Meski begitu, kami tahu bahwa Pak Gustiana bukan sekadar pengkhotbah kosong. Ia paham bahwa realitas tidak pernah sesederhana idealisme. Kami pun begitu—banyak bicara soal egalitarianisme, tapi tetap rajin memesan barang-barang berlogo eksklusif. Kami mengkritik kapitalisme, tapi tak bisa lepas dari gawai yang selalu kami genggam.

Kami juga tak bisa melupakan kenakalan kami di Gedung Al-Jamiah. Suatu hari, entah karena kejenuhan akademik atau sekadar dorongan anarki kecil, kami memutuskan untuk mengetes sistem pemadam api di tengah kuliahnya. Satu tarikan tuas, dan seketika ruangan dipenuhi kabut putih dari sprinkler yang menyembur tanpa ampun. Pak Gustiana, yang saat itu sedang mengurai teori sekularisasi, hanya bisa terbatuk di tengah kepanikan massal. Kami? Berhamburan keluar, setengah khawatir akan sanksi, setengah bangga telah menciptakan kekacauan di tengah keteraturan akademik yang membosankan.

Pak Gustiana tidak pernah benar-benar murka. Ia hanya menggelengkan kepala dan, dengan suara yang masih parau karena asap pemadam, berujar, "Di Jerman, mahasiswa nggak begini."

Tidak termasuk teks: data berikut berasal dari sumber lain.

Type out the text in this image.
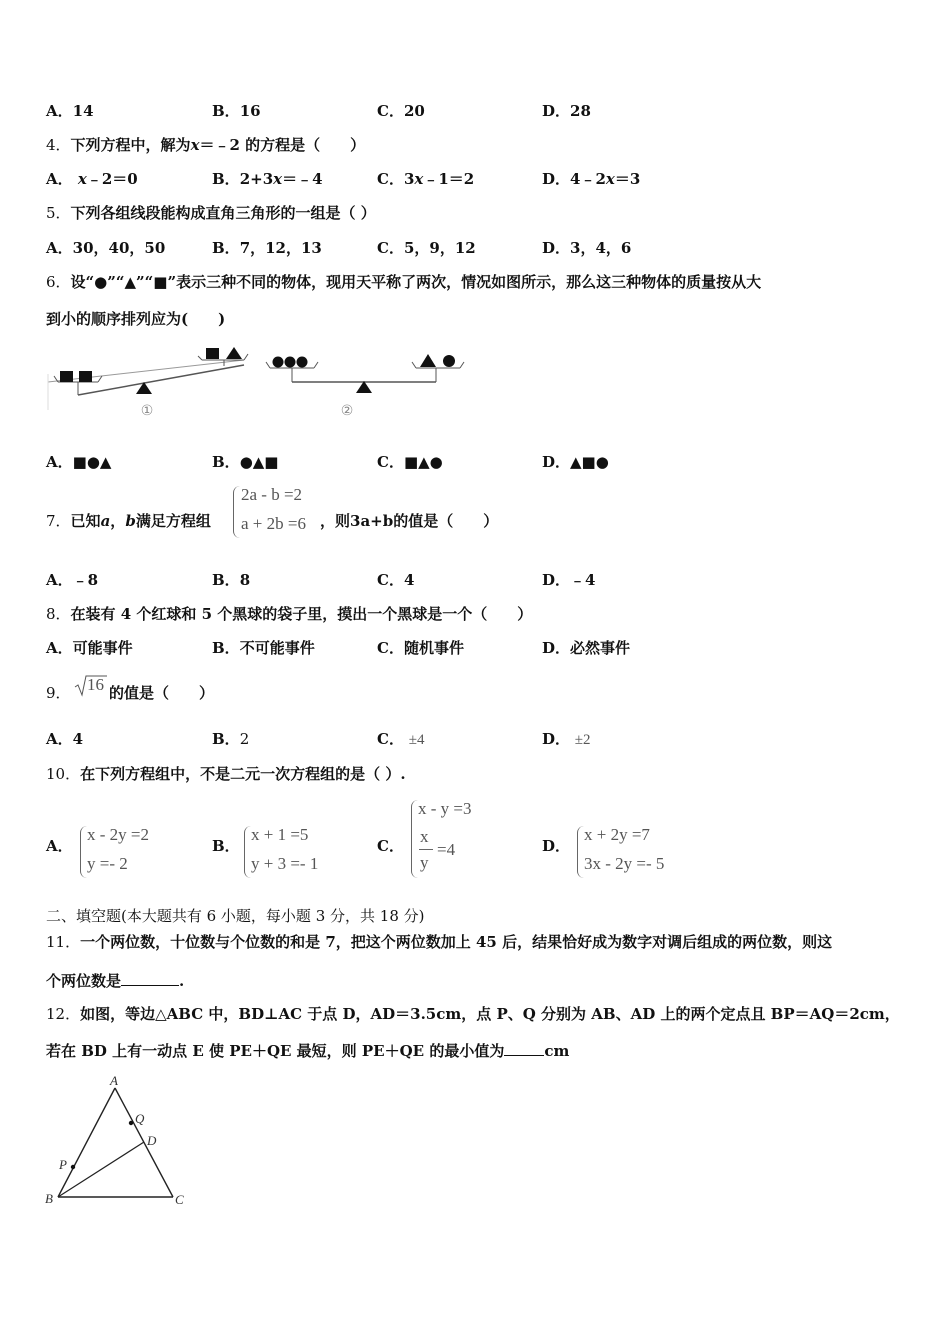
A．14	B．16	C．20	D．28
4．下列方程中，解为x＝﹣2 的方程是（　　）
A． x﹣2＝0	B．2+3x＝﹣4	C．3x﹣1＝2	D．4﹣2x＝3
5．下列各组线段能构成直角三角形的一组是（ ）
A．30，40，50	B．7，12，13	C．5，9，12	D．3，4，6
6．设“●”“▲”“■”表示三种不同的物体，现用天平称了两次，情况如图所示，那么这三种物体的质量按从大
到小的顺序排列应为(　　)
①	②
A．■●▲	B．●▲■	C．■▲●	D．▲■●
7．已知a，b满足方程组
2a - b =2
a + 2b =6 ，则3a+b的值是（　　）
A．﹣8	B．8	C．4	D．﹣4
8．在装有 4 个红球和 5 个黑球的袋子里，摸出一个黑球是一个（　　）
A．可能事件	B．不可能事件	C．随机事件	D．必然事件
9． 16 的值是（　　）
A．4	B．2	C． ±4	D． ±2
10．在下列方程组中，不是二元一次方程组的是（ ）.
A．
x - 2y =2
y =- 2
B．
x + 1 =5
y + 3 =- 1
C．
x - y =3
x
y
=4	D．
x + 2y =7
3x - 2y =- 5
二、填空题(本大题共有 6 小题，每小题 3 分，共 18 分)
11．一个两位数，十位数与个位数的和是 7，把这个两位数加上 45 后，结果恰好成为数字对调后组成的两位数，则这
个两位数是	.
12．如图，等边△ABC 中，BD⊥AC 于点 D，AD＝3.5cm，点 P、Q 分别为 AB、AD 上的两个定点且 BP＝AQ＝2cm，
若在 BD 上有一动点 E 使 PE＋QE 最短，则 PE＋QE 的最小值为	cm
A
B	C
D
P
Q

Kini beliau telah tiada. Kampus kehilangan satu suara yang selalu fasih menguraikan peradaban, satu figur yang penuh paradoks namun tetap menginspirasi. Kami kehilangan seorang dosen yang mungkin tidak selalu hidup sesuai khotbahnya, tetapi setidaknya, ia telah menanamkan cukup banyak benih pemikiran di kepala kami—benih yang akan terus tumbuh dalam perdebatan, tulisan, dan mungkin, dalam satire yang kami lontarkan dengan penuh hormat.

Dan biarpun kami kerap menertawakan kontradiksi beliau, kami tetap membawa warisannya. Kami masih mengingat diskusi-diskusinya tentang modernitas dan sekularisasi. Kami masih membaca teks-teks yang dulu ia gunakan sebagai bahan kuliah, masih meragukan dan mempertanyakan teori yang ia ajarkan. Dan meskipun kami belum tentu akan berhenti merayakan absurditas dunia atau mempraktikkan hidup minimalis seperti yang beliau sanjung, kami tahu bahwa di dalam kepala kami, pemikirannya masih berputar—seperti roda sepeda yang tak pernah benar-benar berhenti di jalanan kehidupan akademik kami.

Selamat jalan, Pak Gustiana. Semoga di tempat yang baru, tidak ada mahasiswa jahil yang menarik tuas pemadam api saat Anda sedang mengajar. Tetapi semoga ada cukup banyak orang yang masih berpikir, bertanya, dan mempertanyakan—seperti yang selalu Anda ajarkan kepada kami.